The balance on the loan is $109,000.
Does it make sense to refinance at 4.75% with a 10 year fixed?
The closing costs would be $3000.
Also, I currently add $500 to the principle payment every month, so I will have my existing loan paid off in 8 years.
We just refi’d, too. I guess it depends on each situation individually..
No. Take the 10 year payment and apply it to the current mortgage.
More info needed:
How many more payments do you have on the existing without extra amount for principal reduction?
Current payment on loan?
Payment of refi?
Is the $3,000 costs upfront or will be added to loan balance?
Take the 3K and pay it to your P!
I did a little math here, if everything were equal, if you were getting a loan on the same terms, meaning, 20 years, your savings a month would be roughly $50 a month, which means it would take you roughly 5 years to recoup the $3,000 in closing costs. I happen to have an amortization table on the back of my realtors business card.

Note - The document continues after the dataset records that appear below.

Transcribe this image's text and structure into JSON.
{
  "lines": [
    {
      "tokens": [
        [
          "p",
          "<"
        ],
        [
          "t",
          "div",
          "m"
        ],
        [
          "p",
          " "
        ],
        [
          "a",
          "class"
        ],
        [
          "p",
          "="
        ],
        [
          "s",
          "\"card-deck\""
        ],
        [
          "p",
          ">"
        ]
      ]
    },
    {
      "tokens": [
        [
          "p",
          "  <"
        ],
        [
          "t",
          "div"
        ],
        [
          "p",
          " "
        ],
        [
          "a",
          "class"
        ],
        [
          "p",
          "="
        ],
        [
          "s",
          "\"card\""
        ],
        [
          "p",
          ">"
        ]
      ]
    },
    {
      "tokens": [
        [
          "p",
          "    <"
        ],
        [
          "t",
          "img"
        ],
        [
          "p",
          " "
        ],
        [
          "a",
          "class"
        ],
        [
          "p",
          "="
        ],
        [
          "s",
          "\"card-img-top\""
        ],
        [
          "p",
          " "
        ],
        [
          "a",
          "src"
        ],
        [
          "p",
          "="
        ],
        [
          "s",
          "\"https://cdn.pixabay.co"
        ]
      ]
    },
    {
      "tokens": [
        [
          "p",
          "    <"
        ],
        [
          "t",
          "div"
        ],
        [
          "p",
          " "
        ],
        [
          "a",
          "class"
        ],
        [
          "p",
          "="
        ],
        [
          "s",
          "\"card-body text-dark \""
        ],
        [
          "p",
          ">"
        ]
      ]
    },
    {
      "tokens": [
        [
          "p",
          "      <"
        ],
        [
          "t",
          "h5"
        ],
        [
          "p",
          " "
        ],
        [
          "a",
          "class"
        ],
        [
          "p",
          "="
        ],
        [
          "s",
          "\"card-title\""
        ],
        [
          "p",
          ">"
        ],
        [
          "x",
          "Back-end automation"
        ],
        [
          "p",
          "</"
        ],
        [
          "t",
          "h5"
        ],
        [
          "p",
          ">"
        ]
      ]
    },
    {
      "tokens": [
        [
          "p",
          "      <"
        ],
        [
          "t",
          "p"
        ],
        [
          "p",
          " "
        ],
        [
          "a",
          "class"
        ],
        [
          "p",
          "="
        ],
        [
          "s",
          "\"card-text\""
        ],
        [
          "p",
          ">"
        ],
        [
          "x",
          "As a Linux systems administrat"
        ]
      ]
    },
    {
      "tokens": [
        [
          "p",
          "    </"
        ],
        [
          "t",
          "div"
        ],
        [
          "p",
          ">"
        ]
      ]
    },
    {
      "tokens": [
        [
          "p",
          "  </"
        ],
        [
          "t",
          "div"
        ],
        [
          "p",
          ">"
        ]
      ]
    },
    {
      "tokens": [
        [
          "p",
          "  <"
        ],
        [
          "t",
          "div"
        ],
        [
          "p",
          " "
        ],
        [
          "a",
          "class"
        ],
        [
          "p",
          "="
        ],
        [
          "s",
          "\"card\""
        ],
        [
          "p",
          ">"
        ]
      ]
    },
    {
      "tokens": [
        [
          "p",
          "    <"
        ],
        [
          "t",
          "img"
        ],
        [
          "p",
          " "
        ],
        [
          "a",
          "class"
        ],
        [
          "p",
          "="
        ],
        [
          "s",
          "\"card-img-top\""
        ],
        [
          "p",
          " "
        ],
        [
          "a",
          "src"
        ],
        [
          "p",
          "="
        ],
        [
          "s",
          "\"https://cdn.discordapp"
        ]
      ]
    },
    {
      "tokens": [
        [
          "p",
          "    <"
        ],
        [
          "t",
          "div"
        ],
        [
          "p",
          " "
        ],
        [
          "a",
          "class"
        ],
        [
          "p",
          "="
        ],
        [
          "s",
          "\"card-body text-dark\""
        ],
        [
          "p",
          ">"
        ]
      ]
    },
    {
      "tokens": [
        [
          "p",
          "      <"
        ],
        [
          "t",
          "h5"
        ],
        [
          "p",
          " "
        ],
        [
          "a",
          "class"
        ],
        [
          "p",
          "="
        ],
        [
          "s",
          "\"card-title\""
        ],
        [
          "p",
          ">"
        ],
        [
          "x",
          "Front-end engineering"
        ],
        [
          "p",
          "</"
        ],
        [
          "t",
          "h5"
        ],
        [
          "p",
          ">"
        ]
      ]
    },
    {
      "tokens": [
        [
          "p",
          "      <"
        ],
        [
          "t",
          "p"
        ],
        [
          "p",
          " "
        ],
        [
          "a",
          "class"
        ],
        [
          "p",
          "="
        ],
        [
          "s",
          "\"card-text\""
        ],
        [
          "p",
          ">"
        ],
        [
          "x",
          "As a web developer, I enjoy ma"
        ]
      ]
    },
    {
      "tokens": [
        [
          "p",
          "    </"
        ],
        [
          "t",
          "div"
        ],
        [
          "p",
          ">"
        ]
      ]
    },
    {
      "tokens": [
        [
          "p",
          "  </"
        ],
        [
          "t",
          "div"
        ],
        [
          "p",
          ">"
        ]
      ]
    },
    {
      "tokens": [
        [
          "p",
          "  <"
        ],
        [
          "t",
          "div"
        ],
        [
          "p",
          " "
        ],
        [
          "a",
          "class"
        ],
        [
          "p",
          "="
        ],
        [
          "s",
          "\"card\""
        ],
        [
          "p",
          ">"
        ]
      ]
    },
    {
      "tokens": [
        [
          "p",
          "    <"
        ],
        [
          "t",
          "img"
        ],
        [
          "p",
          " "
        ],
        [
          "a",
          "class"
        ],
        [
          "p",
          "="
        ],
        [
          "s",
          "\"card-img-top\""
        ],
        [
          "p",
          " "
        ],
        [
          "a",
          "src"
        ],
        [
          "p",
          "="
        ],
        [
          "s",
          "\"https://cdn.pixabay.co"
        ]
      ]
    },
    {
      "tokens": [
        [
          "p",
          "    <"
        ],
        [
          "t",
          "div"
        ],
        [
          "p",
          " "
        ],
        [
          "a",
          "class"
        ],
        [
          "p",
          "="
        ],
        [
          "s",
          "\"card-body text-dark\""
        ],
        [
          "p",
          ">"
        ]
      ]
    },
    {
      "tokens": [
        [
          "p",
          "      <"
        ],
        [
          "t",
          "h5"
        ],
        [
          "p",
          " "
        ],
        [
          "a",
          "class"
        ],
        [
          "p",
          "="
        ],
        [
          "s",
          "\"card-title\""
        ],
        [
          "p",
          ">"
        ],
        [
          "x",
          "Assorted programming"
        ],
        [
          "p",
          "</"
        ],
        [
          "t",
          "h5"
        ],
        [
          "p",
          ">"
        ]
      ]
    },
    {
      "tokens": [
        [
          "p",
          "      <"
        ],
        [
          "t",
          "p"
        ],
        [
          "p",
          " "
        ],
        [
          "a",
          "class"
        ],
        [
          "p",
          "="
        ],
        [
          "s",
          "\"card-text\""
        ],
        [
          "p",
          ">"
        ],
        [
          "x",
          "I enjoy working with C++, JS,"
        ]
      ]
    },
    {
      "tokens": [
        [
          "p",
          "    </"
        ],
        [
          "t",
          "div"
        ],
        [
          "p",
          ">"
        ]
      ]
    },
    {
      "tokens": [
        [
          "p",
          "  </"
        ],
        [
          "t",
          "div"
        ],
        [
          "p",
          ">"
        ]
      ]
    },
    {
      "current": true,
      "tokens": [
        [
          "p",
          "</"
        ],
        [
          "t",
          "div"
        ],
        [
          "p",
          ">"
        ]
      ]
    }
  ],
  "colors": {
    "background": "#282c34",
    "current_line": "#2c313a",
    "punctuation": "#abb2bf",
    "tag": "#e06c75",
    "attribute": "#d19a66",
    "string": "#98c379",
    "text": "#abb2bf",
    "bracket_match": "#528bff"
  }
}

I take it you plan on staying in the house, otherwise, it would be hardly be worth the effort to refinance given how long it would take you to recoup the closing costs.

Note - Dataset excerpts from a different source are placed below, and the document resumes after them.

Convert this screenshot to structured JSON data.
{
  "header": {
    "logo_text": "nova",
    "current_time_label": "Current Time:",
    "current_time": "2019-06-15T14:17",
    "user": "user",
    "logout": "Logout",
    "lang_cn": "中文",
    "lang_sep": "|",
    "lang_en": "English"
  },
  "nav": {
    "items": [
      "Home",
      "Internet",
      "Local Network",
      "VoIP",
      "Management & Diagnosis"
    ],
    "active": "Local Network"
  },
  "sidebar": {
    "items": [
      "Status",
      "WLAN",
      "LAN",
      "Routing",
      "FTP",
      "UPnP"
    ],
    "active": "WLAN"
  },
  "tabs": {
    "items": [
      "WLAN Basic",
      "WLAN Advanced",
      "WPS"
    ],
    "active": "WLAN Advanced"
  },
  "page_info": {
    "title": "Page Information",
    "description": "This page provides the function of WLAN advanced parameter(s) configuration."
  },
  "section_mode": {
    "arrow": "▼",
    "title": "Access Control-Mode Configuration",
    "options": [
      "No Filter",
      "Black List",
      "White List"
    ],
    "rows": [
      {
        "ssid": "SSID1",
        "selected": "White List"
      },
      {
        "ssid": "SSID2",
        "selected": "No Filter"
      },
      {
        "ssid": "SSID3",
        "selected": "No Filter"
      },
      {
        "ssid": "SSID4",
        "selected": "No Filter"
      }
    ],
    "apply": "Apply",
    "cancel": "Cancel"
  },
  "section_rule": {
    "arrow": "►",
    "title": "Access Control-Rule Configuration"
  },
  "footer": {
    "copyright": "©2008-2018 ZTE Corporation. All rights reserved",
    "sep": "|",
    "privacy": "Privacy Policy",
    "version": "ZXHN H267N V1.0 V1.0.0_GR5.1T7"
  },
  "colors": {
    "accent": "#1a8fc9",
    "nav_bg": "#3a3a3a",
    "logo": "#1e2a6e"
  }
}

Talk is the Fed may be nearing the end of its rate cutting, but there may still be another 1/4 point cut to go.
I have a little less than 15 years left on my current mortgage.

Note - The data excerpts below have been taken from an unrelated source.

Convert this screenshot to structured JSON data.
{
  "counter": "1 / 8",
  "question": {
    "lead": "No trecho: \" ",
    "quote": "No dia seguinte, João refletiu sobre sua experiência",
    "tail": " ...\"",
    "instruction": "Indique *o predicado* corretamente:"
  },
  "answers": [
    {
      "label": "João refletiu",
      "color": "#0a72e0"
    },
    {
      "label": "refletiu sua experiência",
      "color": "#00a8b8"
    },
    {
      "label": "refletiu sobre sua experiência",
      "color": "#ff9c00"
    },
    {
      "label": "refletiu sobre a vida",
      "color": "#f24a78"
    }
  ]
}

My payment is $917. The new payment would be $1194.
The $3000 would be added to the loan balance.
If you won the lottery and all of a sudden had a Brazillion dollars and wanted to pay off your mortage, do you get some kind of discount for paying it off early or is there some kind of penalty for an early pay off?
And would you have to pay off all the expected interest that the bank would make over the life of the loan?
Thanks.
I have no prepayment penalty. The more principle paid, the less interest paid over the life of the loan..
That’s my main question. Will I have significant interest savings if I refi? Or will I just tie up more of my cash in a higher monthly payment, and regret the decision if something bad happens.
Awesome tool! Thanks.
It showed me that I’m better off sticking with my current loan and payment plan.
Back of the envelope of total interest paid:
Current Loan with no extra payments: 50,731
Current Loan with Extra $500 every month: 26,500
New Loan with no extra: 28,270
New Loan With Extra $233 every month: 22,589 (The new loan
is an extra 277 per month so 500 - 277 = 233)
That’s very helpful. Thank you.
Your welcome.
One little-known factoid that may or may not be a factor, but seems awfully pertinent in this day and age - a first, primary mortgage is treated quite differently in the event of default on the part of the borrower. In short, if the borrower has ever re-fied, in the event of foreclosure the lender can go after virtually all other assets to collect, unlike a first mortgage. Again this may not affect your particular situation but it seems to be little known, though remarkable.
You never know. Thanks for the warning.
Make the deal, take the lower rate...keep paying 1400 a month.
“I have a little less than 15 years left on my current mortgage.
My payment is $917. The new payment would be $1194.
The $3000 would be added to the loan balance.”
I guess I’m a little confused at the advice given here.
You’re paying 11K a year for the next 15 years=165K...
The new loan costs 14K a year for 10 years= 143K...
Am I missing something?
Seems like a no brainer.
Keep paying the extra and you’ll be paid off in no time.
Well, the numbers make sense but I think the citizen-consumer deserves to make informed choices, esp. when it applies to probably the most important economic decision in most peoples lives. Anyhoo, with that outta the way among other things, the next question is. - with whom are you refinancing the mortgage? Can you get a better deal with someone close to home, a smalltown bank, e.g. someone you can actually go in and sit down and talk to. This will likely prove very important. Right now, with so many loans sliced, diced, cubed and squared, and sold worldwide, there is some question
as to who really owns the loans/underlying security. Hm.